Les personnes rapatriées avaient rejoint la capitale libanaise par la route.
Elles ont été accueillies par des équipes du ministère ainsi que des psychologues.
La plupart des personnes rapatriées sont des femmes russes mariées à des Syriens ou des Palestiniens et leurs enfants, a précisé le ministère des Situations d'urgence dans un communiqué.
"Il s'agit de personnes de différentes régions de Syrie, qui ont demandé de l'aide à l'ambassade russe à Damas après s'être retrouvées sans abri et sans moyen de subsistance en raison du conflit", a-t-il expliqué.
Selon le ministère russe des Affaires étrangères, cité par l'agence Interfax, 27 enfants ont été rapatriés.
"On ne peut plus vivre là-bas, on n'a plus d'argent, plus de travail", a déclaré à la télévision russe une des passagères.

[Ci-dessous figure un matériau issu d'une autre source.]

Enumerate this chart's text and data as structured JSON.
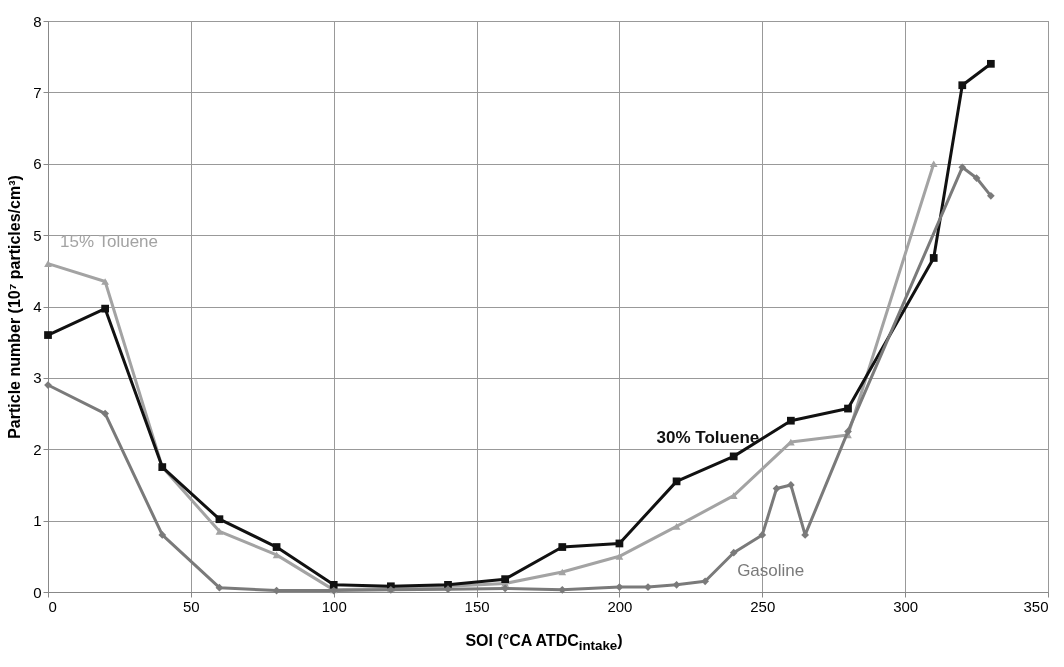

Selon l'agence Ria Novosti, 8.000 Russes sont enregistrés au consulat en Syrie mais il pourrait y avoir jusqu'à 25.000 femmes russes mariées à des Syriens dans le pays.
Des diplomates russes ont dit que Moscou pourrait envoyer d'autres avions à Beyrouth si nécessaire.
Mais le vice-ministre russe des Affaires étrangères Andreï Denissov a indiqué que la Russie n'envisageait pas une évacuation totale de ses ressortissants en Syrie et que l'ambassade à Damas continuait de travailler normalement.
Les observateurs scrutent tout indice sur une évacuation de plus grande ampleur, qui serait un signe que Moscou, un des derniers alliés de Damas, reconnaît que les jours du régime du président syrien Bachar al-Assad sont comptés.